Oggi ricordiamo Cicerone come l’oratore che seppe trovare la forma perfetta per rendere la parola umana azione, utilizzandola come arma prediletta per fronteggiare i rivolgimenti della Storia: è grazie alla sua parabola umana e politica che oggi possiamo comprendere alcuni dei risvolti più delicati dell’ultima fase della repubblica romana. Purtroppo, a lui che aveva vissuto il suo tempo da protagonista, che aveva saputo non solo raccontarlo ma anche scandirlo con i suoi memorabili discorsi, il destino non riservò una vecchiaia facile: prima di morire, patì anche il lutto per la morte della figlia Tullia. Le parole da lui usate per descrivere lo stato d’animo di quel momento esprimono perfettamente la piena coscienza ch’egli ebbe di status di cittadino romano, misurato nella sfera pubblica e sensibile in quella privata:Il "cursus ad gloriam" di Cicerone: un caparbio oratore contro la Storia

Nunc autem hoc tam gravi vulnere etiam illa, quae consanuisse videbantur, recrudescunt; non enim, ut tum me a re publica maestum domus excipiebat, quae levaret, sic nunc domo maerens ad rem publicam confugere possum, ut in eius bonis acquiescam.

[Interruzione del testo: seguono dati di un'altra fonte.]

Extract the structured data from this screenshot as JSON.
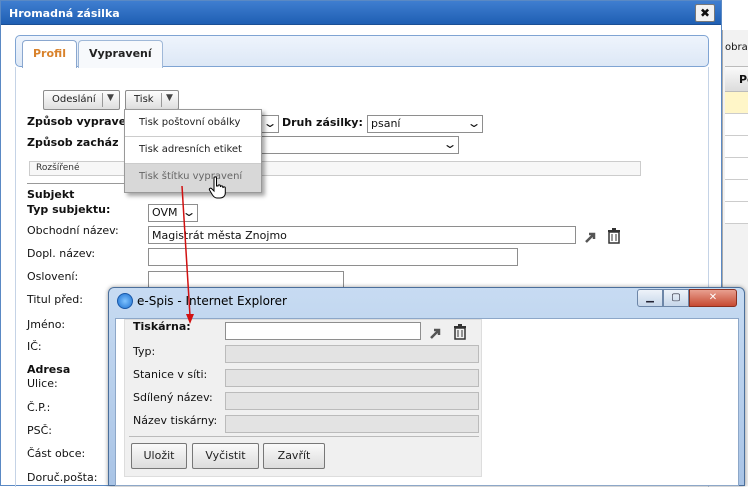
{
  "dialog": {
    "title": "Hromadná zásilka",
    "close": "✖"
  },
  "tabs": [
    {
      "label": "Profil"
    },
    {
      "label": "Vypravení"
    }
  ],
  "toolbar": {
    "odeslani": "Odeslání",
    "tisk": "Tisk"
  },
  "menu": {
    "items": [
      "Tisk poštovní obálky",
      "Tisk adresních etiket",
      "Tisk štítku vypravení"
    ]
  },
  "form": {
    "zpusob_vypraveni": "Způsob vyprave",
    "druh_zasilky_label": "Druh zásilky:",
    "druh_zasilky_value": "psaní",
    "zpusob_zachazeni": "Způsob zacház",
    "rozsirene": "Rozšířené",
    "subjekt": "Subjekt",
    "typ_subjektu_label": "Typ subjektu:",
    "typ_subjektu_value": "OVM",
    "obchodni_nazev_label": "Obchodní název:",
    "obchodni_nazev_value": "Magistrát města Znojmo",
    "dopl_nazev": "Dopl. název:",
    "osloveni": "Oslovení:",
    "titul_pred": "Titul před:",
    "jmeno": "Jméno:",
    "ic": "IČ:",
    "adresa": "Adresa",
    "ulice": "Ulice:",
    "cp": "Č.P.:",
    "psc": "PSČ:",
    "cast_obce": "Část obce:",
    "doruc_posta": "Doruč.pošta:"
  },
  "background_window": {
    "cut_text": "obraz",
    "header": "Po"
  },
  "ie_popup": {
    "title": "e-Spis - Internet Explorer",
    "tiskarna": "Tiskárna:",
    "typ": "Typ:",
    "stanice": "Stanice v síti:",
    "sdileny": "Sdílený název:",
    "nazev_tiskarny": "Název tiskárny:",
    "ulozit": "Uložit",
    "vycistit": "Vyčistit",
    "zavrit": "Zavřít"
  },
  "colors": {
    "titlebar": "#2a6cc2",
    "active_tab": "#d9822b",
    "annotation_arrow": "#d11111",
    "highlight_row": "#fff6c8"
  }
}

Ma ora, a causa di questa ferita tanto profonda, anche quelle ferite che sembravano essere guarite tornano a sanguinare; infatti, come quando la casa mi riceveva infelice di ritorno dagli affari di stato e alleviava il mio dolore, così ora, dolente a casa, non posso rifugiarmi nello stato, per trovare conforto nei suoi beni.

Dopo aver ripercorso la sua vita, vogliamo concludere soffermandoci sulla sua filosofia: gli approfonditi studi lo portarono a voler dotare la letteratura latina di un apparato filosofico coerente, in modo di dar vita ad una tradizione puramente romana, eludendo il monopolio detenuto dalla filosofia greca. Una delle opere più celebri sono certamente le Tusculanae disputationes, che hanno come scopo la divulgazione delle filosofie ellenistiche e l’esaltazione della filosofia come fondamento della civiltà e la guida dell’umanità.

Constatando l’entità dell’eredità letteraria che ci ha lasciato, non possiamo che dedicargli il pensiero che lui stesso aveva rivolto all’amico Planco: «Omnia summa consecutus es», «Hai conseguito tutti i risultati migliori».